- Film poster
- Directed by: Saheed Apanpa
- Produced by: Bami Gregs
- Starring: Wale Ojo Femi Adebayo Lilian Esoro
- Release date: 12 April 2019;
- Running time: 115 minutes
- Country: Nigeria
- Language: English

= Jumbled =

2019 Nigerian family romantic drama film

Jumbled is a 2019 Nigerian family romantic drama film directed by Saheed Apanpa. The film was primarily shot in Lagos. The film was initially titled as Entangled but it was changed in early 2019 to avoid the use of a similar title which was used by another filmmaker. It stars Wale Ojo, Femi Adebayo and Lilian Esoro in the lead roles.
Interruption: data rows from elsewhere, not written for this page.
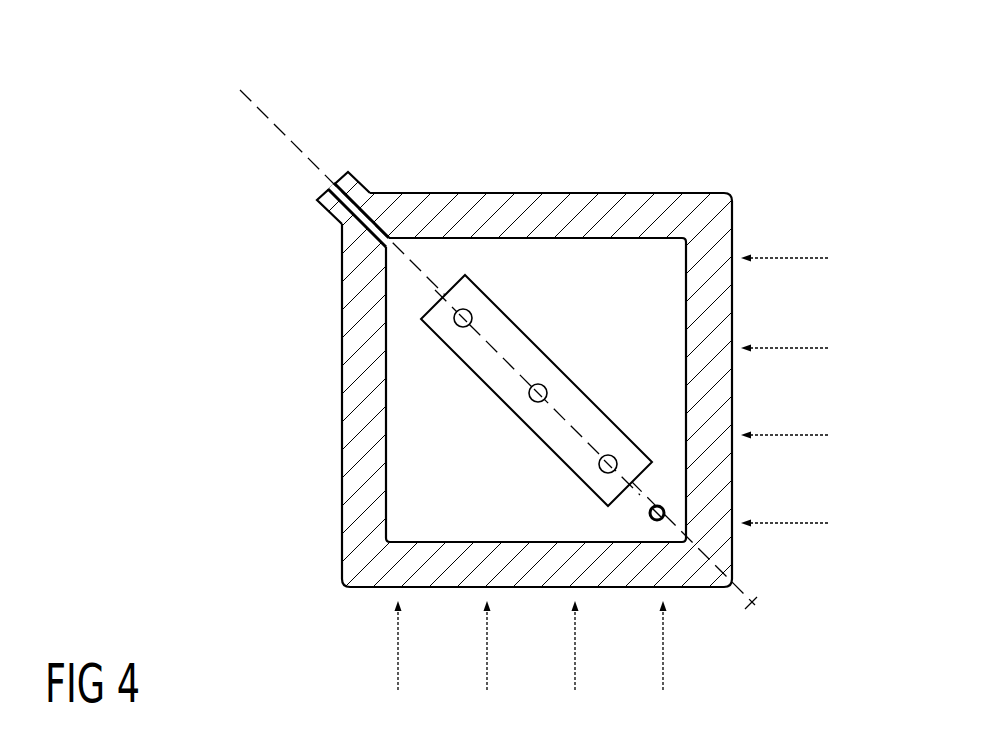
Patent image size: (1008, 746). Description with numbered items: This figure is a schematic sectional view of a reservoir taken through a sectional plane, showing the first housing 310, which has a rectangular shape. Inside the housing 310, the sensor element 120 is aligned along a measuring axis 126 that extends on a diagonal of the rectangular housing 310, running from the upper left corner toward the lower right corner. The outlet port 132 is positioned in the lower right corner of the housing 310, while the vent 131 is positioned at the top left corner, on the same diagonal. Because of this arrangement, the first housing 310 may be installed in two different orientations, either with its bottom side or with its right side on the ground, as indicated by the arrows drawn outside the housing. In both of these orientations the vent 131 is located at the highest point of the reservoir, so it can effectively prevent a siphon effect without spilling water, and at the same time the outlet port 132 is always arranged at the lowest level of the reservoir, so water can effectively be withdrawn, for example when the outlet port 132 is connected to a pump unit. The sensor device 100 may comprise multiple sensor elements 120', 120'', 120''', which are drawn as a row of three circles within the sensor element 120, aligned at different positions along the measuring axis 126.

The sensor device 100 is at (504, 317).
The first housing 310 is at (744, 204).
The vent 131 is at (340, 166).
The sensor element 120 is at (536, 308).
The sensor element 120' is at (363, 330).
The sensor element 120'' is at (401, 413).
The sensor element 120''' is at (436, 491).
The outlet port 132 is at (667, 490).
The measuring axis 126 is at (756, 602).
The film was released on 12 April 2019 and received mixed reviews from critics.

== Synopsis ==

A young girl in her early 30s keeps having her heart broken until she finds an ideal man for a relationship, only to find out that he may just be the worst of all other men.

== Cast ==

- Lilian Esoro as Adaeze
- Airebamen Irene as Uju
- Beverly Naya as Jasmine
- Femi Adebayo as Yinka
- Eucharia Anunobi as Mrs. Ezenwa
- Wale Ojo as Mr. Sagoe
- Kemigisha Harriet as Yemisi
- Kenneth Okolie as Damilola
- Emem Ufot as Ayo

== Release ==
The cast and crew members were introduced to the media on 11 April 2019, a day prior to the film theatrical release at an exclusive screening of the film which was held at the Silverbird Cinema.